Sylvie: Also Versprechen auch wirklich einzulösen. Genau das ist Authentizität. Wenn ich in ein Unternehmen komme und merke, dass das, was mir vorher vermittelt wurde, nicht der Realität entspricht – dann bin ich auch schnell wieder weg. Das sollte für Unternehmen Ansporn sein, wirklich zu zeigen, wofür sie stehen. Kein Unternehmen ist perfekt. Viele sind auf einem Weg, wenn es um Themen wie Nachhaltigkeit, Kultur oder Diversität geht. Aber entscheidend ist: Seid ehrlich darüber, wo ihr steht, wer ihr seid und was ihr erreichen wollt.

Leonie: Was sind die Anforderungen und Überzeugungen der Generation Z bei Neueinstellungen? Welche Veränderungen hast du bemerkt?

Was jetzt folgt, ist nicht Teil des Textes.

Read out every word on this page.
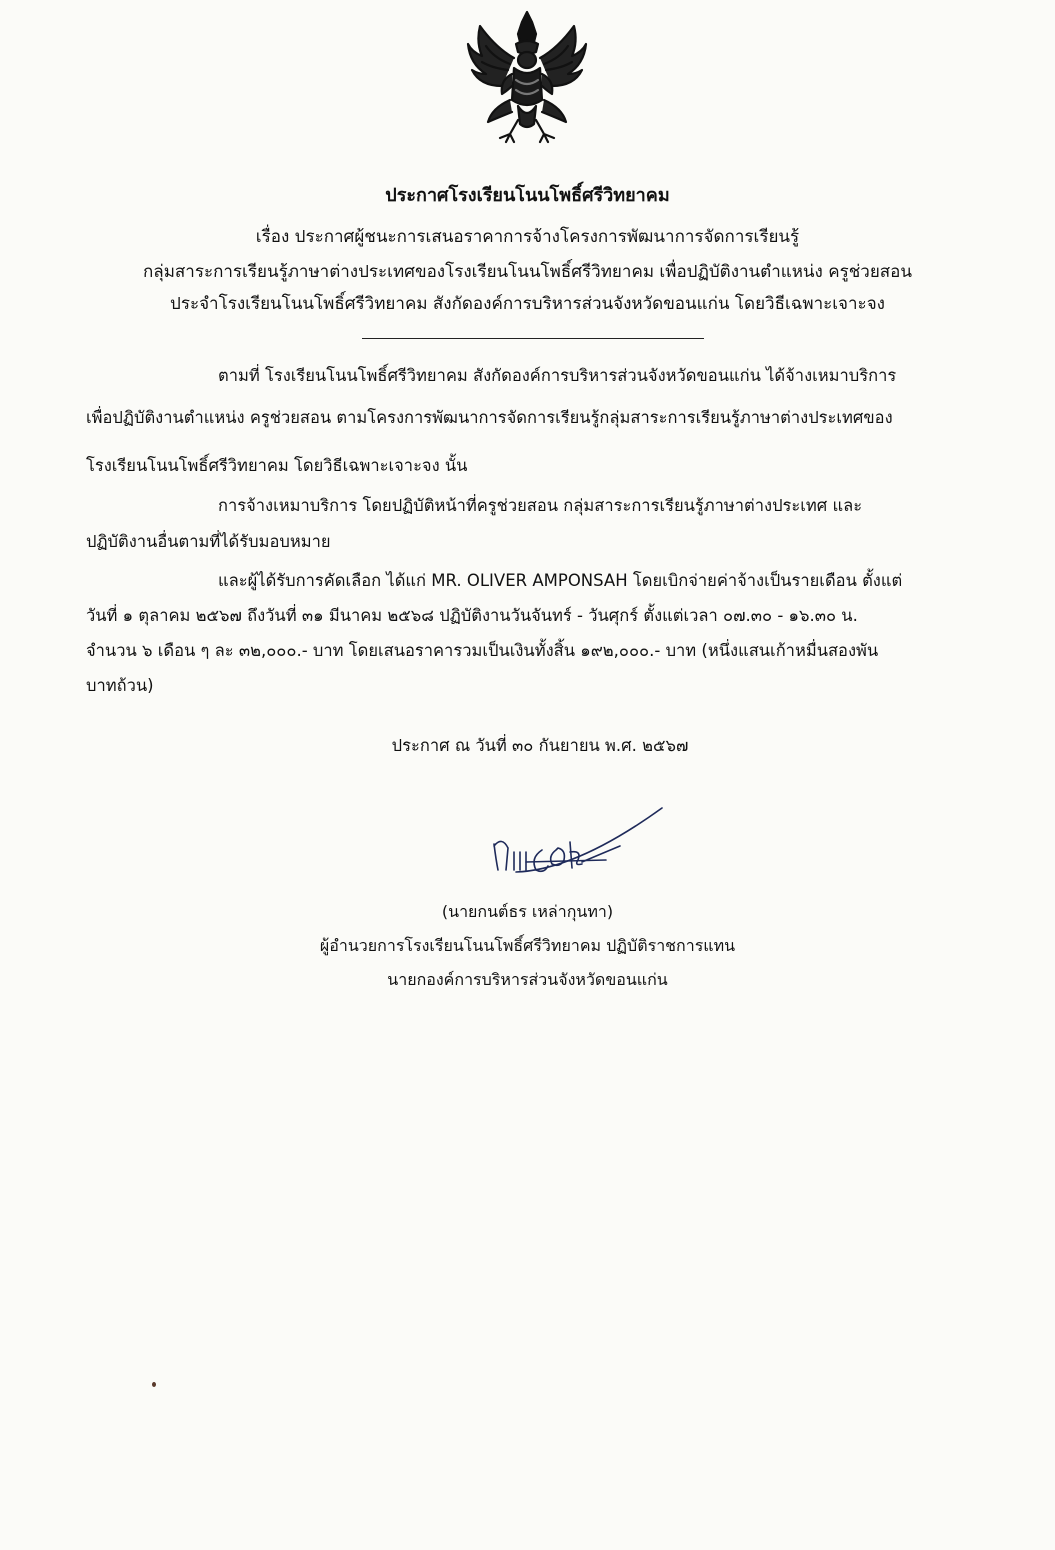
ประกาศโรงเรียนโนนโพธิ์ศรีวิทยาคม
เรื่อง ประกาศผู้ชนะการเสนอราคาการจ้างโครงการพัฒนาการจัดการเรียนรู้
กลุ่มสาระการเรียนรู้ภาษาต่างประเทศของโรงเรียนโนนโพธิ์ศรีวิทยาคม เพื่อปฏิบัติงานตำแหน่ง ครูช่วยสอน
ประจำโรงเรียนโนนโพธิ์ศรีวิทยาคม สังกัดองค์การบริหารส่วนจังหวัดขอนแก่น โดยวิธีเฉพาะเจาะจง
ตามที่ โรงเรียนโนนโพธิ์ศรีวิทยาคม สังกัดองค์การบริหารส่วนจังหวัดขอนแก่น ได้จ้างเหมาบริการ
เพื่อปฏิบัติงานตำแหน่ง ครูช่วยสอน ตามโครงการพัฒนาการจัดการเรียนรู้กลุ่มสาระการเรียนรู้ภาษาต่างประเทศของ
โรงเรียนโนนโพธิ์ศรีวิทยาคม โดยวิธีเฉพาะเจาะจง นั้น
การจ้างเหมาบริการ โดยปฏิบัติหน้าที่ครูช่วยสอน กลุ่มสาระการเรียนรู้ภาษาต่างประเทศ และ
ปฏิบัติงานอื่นตามที่ได้รับมอบหมาย
และผู้ได้รับการคัดเลือก ได้แก่ MR. OLIVER AMPONSAH โดยเบิกจ่ายค่าจ้างเป็นรายเดือน ตั้งแต่
วันที่ ๑ ตุลาคม ๒๕๖๗ ถึงวันที่ ๓๑ มีนาคม ๒๕๖๘ ปฏิบัติงานวันจันทร์ - วันศุกร์ ตั้งแต่เวลา ๐๗.๓๐ - ๑๖.๓๐ น.
จำนวน ๖ เดือน ๆ ละ ๓๒,๐๐๐.- บาท โดยเสนอราคารวมเป็นเงินทั้งสิ้น ๑๙๒,๐๐๐.- บาท (หนึ่งแสนเก้าหมื่นสองพัน
บาทถ้วน)
ประกาศ ณ วันที่ ๓๐ กันยายน พ.ศ. ๒๕๖๗
(นายกนต์ธร เหล่ากุนทา)
ผู้อำนวยการโรงเรียนโนนโพธิ์ศรีวิทยาคม ปฏิบัติราชการแทน
นายกองค์การบริหารส่วนจังหวัดขอนแก่น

Sylvie: Es geht um die Frage, was ich von einem Unternehmen erwarten kann. Besonders bei Themen wie Werte, Kultur, Nachhaltigkeit oder Diversität – die spielen heute eine zentrale Rolle. Bewerber:innen wollen wirklich verstehen, was sie erwartet. Ob sie in ein Umfeld kommen, in dem sie sie selbst sein können. In dem sie dazugehören. Wenn es um die Karriere geht, ist das gar nicht so anders als bei früheren Generationen. Die jungen Menschen interessieren sich dafür, was wir in Bezug auf berufliche Weiterentwicklung zu bieten haben – auch wenn sie es so vielleicht heute nicht ausdrücken. Das ist das Interessante. Es geht um Fragen wie: Welche Erfahrungen kann ich bei dem Unternehmen machen? Kann ich mich intern weiterentwickeln? Kann ich zwischen Abteilungen wechseln? Kann ich im Ausland arbeiten? Es geht also darum, wie ich mich weiterentwickeln und unterschiedliche Erfahrungen sammeln kann – während es für frühere Generationen vielleicht eher um Karriereentwicklung im Sinne eines vertikalen Aufstiegs ging. Das ist ein wesentlicher Unterschied. Aber letztlich steht immer die persönliche Entwicklung im Mittelpunkt. Und genau das fördern wir bei Henkel. Wir sind offen für Menschen, die sich verändern wollen, die neue Wege gehen. Davon profitieren nicht nur die Einzelnen, sondern auch das Unternehmen. Denn wir glauben fest daran: Je vielfältiger die Perspektiven, desto besser unser Business.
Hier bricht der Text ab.